Lady Bellaston avoit bien ouï parler à Sophie de son portefeuille ; mais comme Jones, pour une raison ou pour une autre, ne lui avoit jamais donné à entendre qu’il l’eût entre ses mains, elle ne crut pas un mot de ce que miss Western venoit de dire, et admira sa merveilleuse promptitude à inventer une telle excuse. Elle n’ajouta pas plus de foi au motif de son brusque retour de la comédie. Sans pouvoir s’expliquer le tête-à-tête des deux amants, elle demeura fermement persuadée que leur entrevue n’étoit pas une rencontre fortuite.

« En vérité, miss Western, dit-elle avec un sourire affecté, vous êtes bien heureuse d’avoir retrouvé votre portefeuille. Remerciez le ciel qu’il soit tombé entre les mains d’un honnête homme, et que le hasard lui ait fait connoître la personne qui l’avoit perdu ; car je ne pense pas que vous ayez eu recours à la voie des affiches pour le réclamer. C’est un grand bonheur, monsieur, dit-elle ensuite à Jones, que vous ayez découvert à qui appartenoit le billet.

— Il étoit, répondit Jones, renfermé dans le portefeuille où le nom de mademoiselle se trouvoit écrit.

— C’est bien heureux, reprit lady Bellaston. Ce qui ne le paroît pas moins, c’est que vous ayez su que miss Western logeoit chez moi ; car elle est très-peu connue dans cette ville. »

Jones avoit enfin surmonté tout-à-fait son embarras. Il crut l’occasion favorable pour répondre indirectement à la question que lui adressoit Sophie, au moment où lady Bellaston étoit entrée. « Vraiment, madame, dit-il, ce fut par le plus grand hasard du monde que je fis cette découverte. L’autre jour, au bal masqué, je parlois à une dame du portefeuille que j’avois trouvé, et je lui nommois la personne à qui il appartenoit. Cette dame me dit qu’elle croyoit savoir où je pourrois voir miss Western, et que si je voulois passer chez elle le lendemain matin, elle me le diroit. Je m’y rendis ; mais elle étoit sortie. Ce n’est que ce matin que j’ai pu la trouver. Elle m’a donné votre adresse, je suis venu, j’ai pris la liberté de demander milady, j’ai dit qu’il étoit question d’une affaire très-importante, un domestique m’a conduit dans ce salon, et je ne faisois que d’y entrer, lorsque mademoiselle est revenue de la comédie. »

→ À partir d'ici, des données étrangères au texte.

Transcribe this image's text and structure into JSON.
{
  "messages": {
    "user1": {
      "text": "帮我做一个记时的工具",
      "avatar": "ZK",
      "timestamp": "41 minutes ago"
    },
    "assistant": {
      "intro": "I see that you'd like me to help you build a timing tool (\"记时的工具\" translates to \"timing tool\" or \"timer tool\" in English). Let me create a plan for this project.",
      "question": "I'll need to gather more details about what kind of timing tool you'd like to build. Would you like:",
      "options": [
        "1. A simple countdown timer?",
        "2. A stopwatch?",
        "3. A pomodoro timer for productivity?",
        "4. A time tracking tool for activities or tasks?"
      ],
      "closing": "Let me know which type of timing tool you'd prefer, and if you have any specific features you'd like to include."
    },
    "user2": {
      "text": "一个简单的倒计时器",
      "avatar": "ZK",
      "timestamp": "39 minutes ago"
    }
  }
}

En prononçant le mot de bal masqué, il regarda d’un air fin lady Bellaston, sans craindre d’être remarqué par Sophie, qui étoit évidemment beaucoup trop émue pour rien observer. Ce coup d’œil alarma un peu lady Bellaston, et elle garda le silence. Jones, voyant le trouble de Sophie, usa du seul moyen qu’il eût de le dissiper, ce fut de se retirer. Mais avant de sortir : « Milady, dit-il, il est, je crois, d’usage de donner quelque récompense à ceux qui rapportent un objet perdu. J’ose en demander une bien grande : ce n’est rien moins que la permission de venir vous faire ma cour une seconde fois.

— Monsieur, répartit lady Bellaston, je ne doute pas que vous ne soyez un homme comme il faut, et ma porte n’est jamais fermée à vos pareils. »

Après les politesses d’usage, Jones sortit très-content, et laissa Sophie également satisfaite ; car elle avoit eu grand’peur que lady Bellaston ne découvrît ce qu’elle ne savoit déjà que trop. Il rencontra sur l’escalier son ancienne connoissance, mistress Honora, qui l’aborda d’une manière fort polie, malgré les propos qu’elle s’étoit plusieurs fois permis sur son compte. Cette heureuse circonstance fournit à Jones le moyen de lui indiquer la maison où il logeoit, maison que Sophie connoissoit bien, pour en avoir ouï parler plus d’une fois à M. Allworthy.